LAHORE: On a warm April morning, over a dozen microbiologists clock in to begin their eight-hour shift at the Public Health Reference Laboratory (PHRL) in Lahore.
Dressed in hazmat suits, the men and women move between three adjacent rooms, extracting and testing a colorless liquid.
The staff of more than 40 work around the clock in different shifts.
There are no day offs, and breaks are short.
“We even work on Sundays,” said Dr. Asim Altaf, secretary at the Punjab health care department, who supervises the lab, “That is how it is during war.”
The laboratory is one of the largest testing facilities for coronavirus in Pakistan, and the largest in Punjab. On most days, it can diagnose up to 2,000 test samples. Of those tests, 1,100 are diagnosed on an automatic machine. In the rest, the genetic material has to be extracted manually.
In this painstakingly long process, the main obstacle they face is human error on the stage when samples are collected.
Once a health care worker takes a swab from suspected COVID-19 patients, he or she must follow strict guidelines before dispatching it. Each swab, from the nose or throat, must be locked in a sealed tube, barcoded, zipped in a plastic bag and finally stored in a cool box for transportation.
However, some samples the lab receives are incorrectly barcoded, wrapped in plastic tape, or are not the right temperature to be tested, which leads to incorrect results.
“This really comprises the quality of the test conducted,” explains Dr. Andleeb Hanif, the head microbiologist at the PHRL and the focal person for laboratories in Punjab, “If a leaked tube is thrown in a plastic bag with others, and not kept separate, then it will contaminate the rest of the samples.”
This means that a sample of even one infected person can make samples from healthy people turn up as COVID-19 positive.
“The percentage of such errors is very high at the moment,” Dr. Altaf told Arab News. Recently, he received a batch of 800 samples from Bahawalpur in Punjab, of which only 261 could be processed.
“The labels were wrong, the samples had leaked, the tags had rubbed off. This affects our testing capacity and accuracy.”
But Dr. Altaf’s department is rushing to fill the gap, so Punjab can increase its testing capacity from 4,200 to 5,000 in the coming days.
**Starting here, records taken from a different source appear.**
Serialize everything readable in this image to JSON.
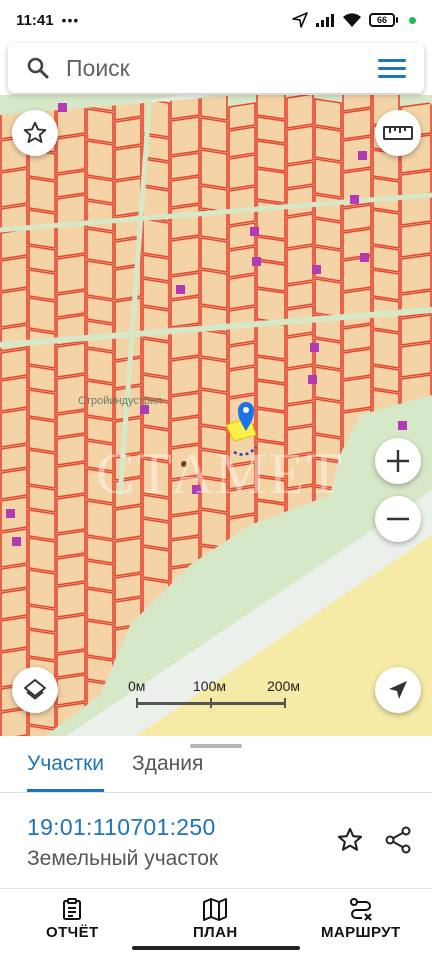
{
  "status_bar": {
    "time": "11:41",
    "notification_dots": "•••",
    "battery": "66"
  },
  "search": {
    "placeholder": "Поиск"
  },
  "map": {
    "place_label": "Стройиндустрия",
    "watermark": "СТАМЕТ",
    "scale_labels": [
      "0м",
      "100м",
      "200м"
    ],
    "colors": {
      "background": "#d7e8c8",
      "parcel_fill": "#f4d3a6",
      "parcel_border": "#e8452c",
      "road": "#ecf0ea",
      "field": "#f6eba6",
      "building": "#b03bb5",
      "selected_parcel": "#f9f04a",
      "pin": "#1a73e8"
    }
  },
  "tabs": [
    {
      "label": "Участки",
      "active": true
    },
    {
      "label": "Здания",
      "active": false
    }
  ],
  "parcel": {
    "cadastral_number": "19:01:110701:250",
    "type": "Земельный участок"
  },
  "bottom_nav": [
    {
      "label": "ОТЧЁТ",
      "icon": "report-icon"
    },
    {
      "label": "ПЛАН",
      "icon": "map-icon"
    },
    {
      "label": "МАРШРУТ",
      "icon": "route-icon"
    }
  ],
  "icons": {
    "search": "search-icon",
    "menu": "menu-icon",
    "favorite": "star-icon",
    "ruler": "ruler-icon",
    "zoom_in": "plus-icon",
    "zoom_out": "minus-icon",
    "layers": "layers-icon",
    "location": "navigation-arrow-icon",
    "share": "share-icon"
  }
}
The staff carrying out the tests are being retrained and a new system has been rolled out, in which the name, age and city of each patient will be barcoded.
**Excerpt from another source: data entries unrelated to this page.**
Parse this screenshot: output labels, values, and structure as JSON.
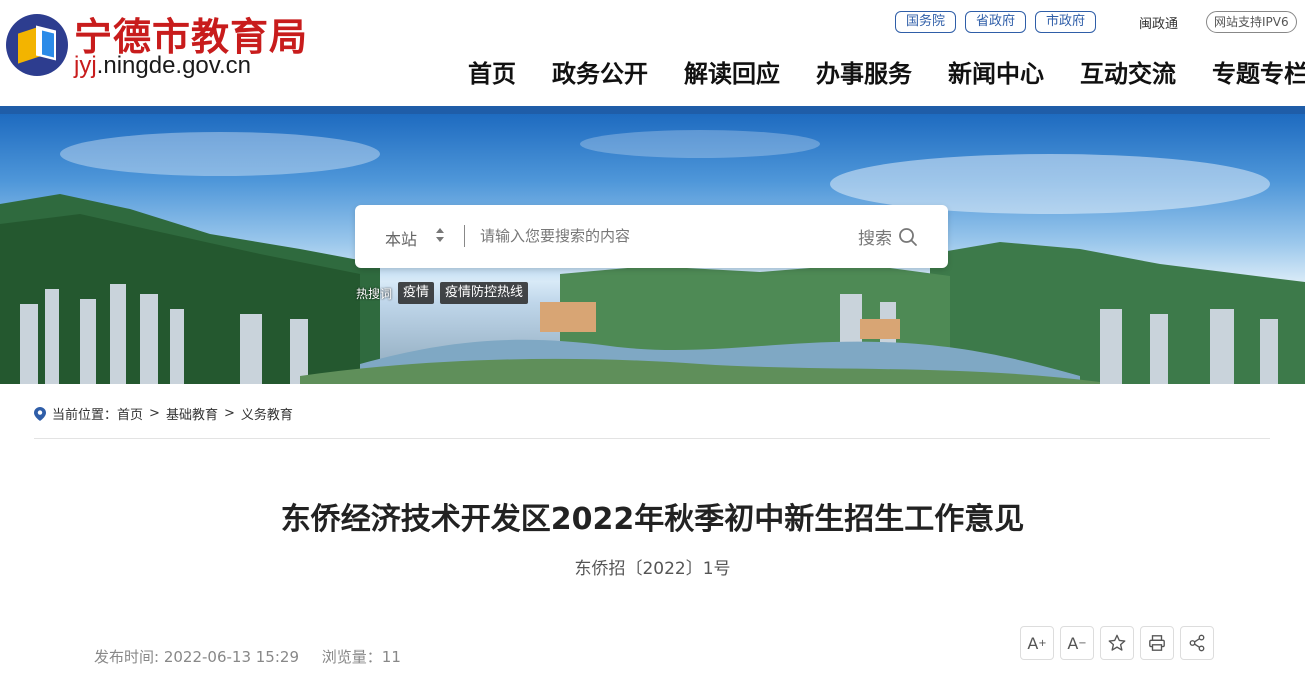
{
  "header": {
    "site_title": "宁德市教育局",
    "domain_prefix": "jyj",
    "domain_suffix": ".ningde.gov.cn",
    "gov_links": [
      "国务院",
      "省政府",
      "市政府"
    ],
    "minzheng": "闽政通",
    "ipv6": "网站支持IPV6",
    "nav": [
      "首页",
      "政务公开",
      "解读回应",
      "办事服务",
      "新闻中心",
      "互动交流",
      "专题专栏"
    ]
  },
  "search": {
    "scope": "本站",
    "placeholder": "请输入您要搜索的内容",
    "button_label": "搜索",
    "hot_label": "热搜词",
    "hot_words": [
      "疫情",
      "疫情防控热线"
    ]
  },
  "breadcrumb": {
    "prefix": "当前位置：",
    "items": [
      "首页",
      "基础教育",
      "义务教育"
    ]
  },
  "article": {
    "title": "东侨经济技术开发区2022年秋季初中新生招生工作意见",
    "doc_no": "东侨招〔2022〕1号",
    "publish_label": "发布时间: 2022-06-13 15:29",
    "views_label": "浏览量：11"
  },
  "tools": {
    "font_larger": "A",
    "font_smaller": "A"
  },
  "colors": {
    "brand_red": "#c81c1c",
    "brand_blue": "#1f5da8"
  }
}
Still, he admits, much will depend on whether those shipping the samples follow guidelines.
A single test for the deadly virus costs the state about Rs2,800 ($18), according to the officials at the health department. One test kit is for between 24 and 50 people. Sometimes samples need to be taken twice, if there are doubts about accuracy.
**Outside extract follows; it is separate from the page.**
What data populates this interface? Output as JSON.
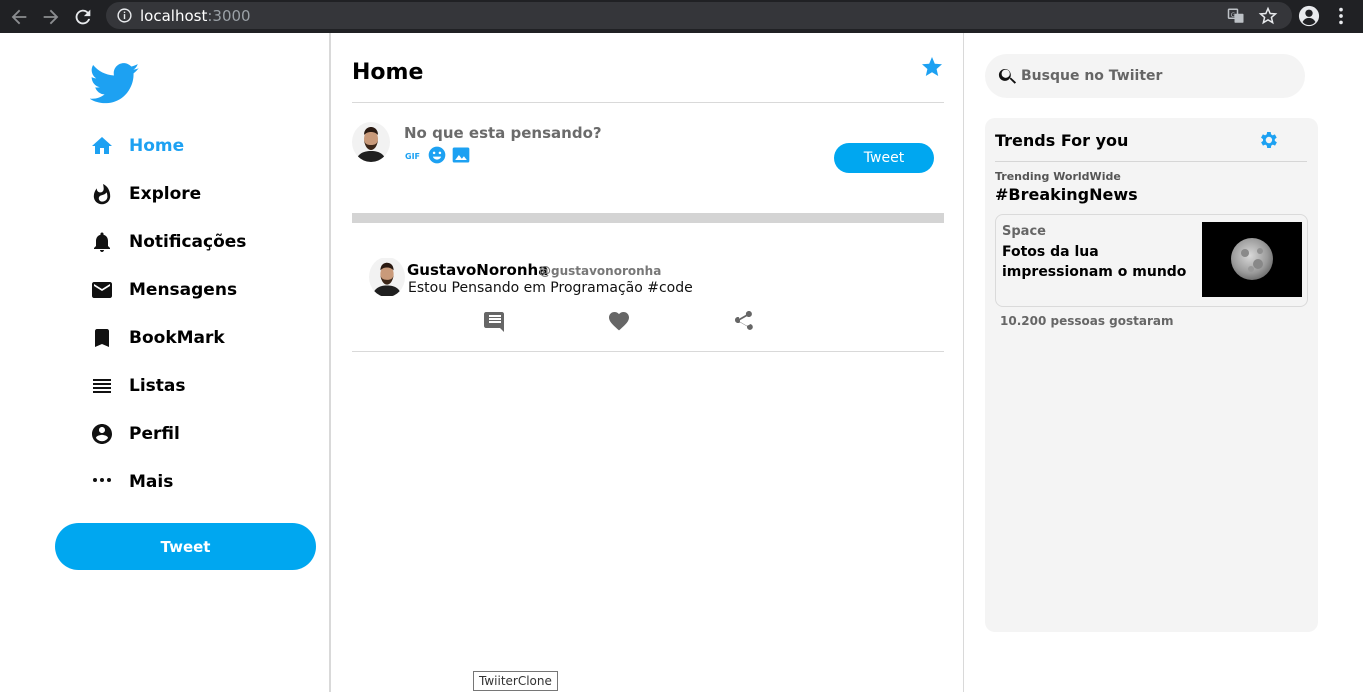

There are kits that can fail to detect the virus if its quantity is little, explains Dr. Hanif, “China itself states that the kits it manufactures have a margin of error of 25 percent. So sometimes, we have to reverify.”
Apart from kits provided by the federal government to Punjab, which were bought from China, the Public Health Reference Laboratory has also procured kits from Turkey and the United Kingdom. The World Health Organization (WHO) has sent a separate consignment as well.
Pakistan has recorded over 12,500 COVID-19 cases and more than 265 related deaths. At least 42 percent of those who tested positive were in Punjab, the country’s most populous province. Local transmission stands at 79 percent, according to data from the National Command and Operation Center, which runs the country’s central database to track the virus.
According to Dr. Altaf, no “super spreaders,” or individuals with mild symptoms who end up infecting a large population, have so far been detected in Punjab.
“We are getting more samples from quarantine centers in the province, because there is a lot of circulation of the virus over there. Those people are exposed to each other and potentially one person can spread the virus to 100,” he said.
In a recent press briefing, Punjab chief minister Usman Buzdar said the province wants to significantly increase its testing capacity, aiming to take it up to 10,000 tests a day. Medical staff at the Public Health Reference Laboratory say it will increase pressure on them, until more labs open up. There are currently 40 testing facilities in the country, with 16 in Punjab alone.
What worries them more however, is not additional workload but the Punjab government’s decision to ease a three-week lockdown by reopening several industrial sectors and allowing congregational prayers at mosques.
“Of course, this will impact us,” said Dr. Hanif, “Even before the lockdown was eased, we were getting a lot of samples to test in a day.” She added that as local transmission is increasing in the country, and the province, “You’ll have less chances of knowing who is unknowingly carrying the virus. If you open the lockdown, you will have a lot of unknowns.”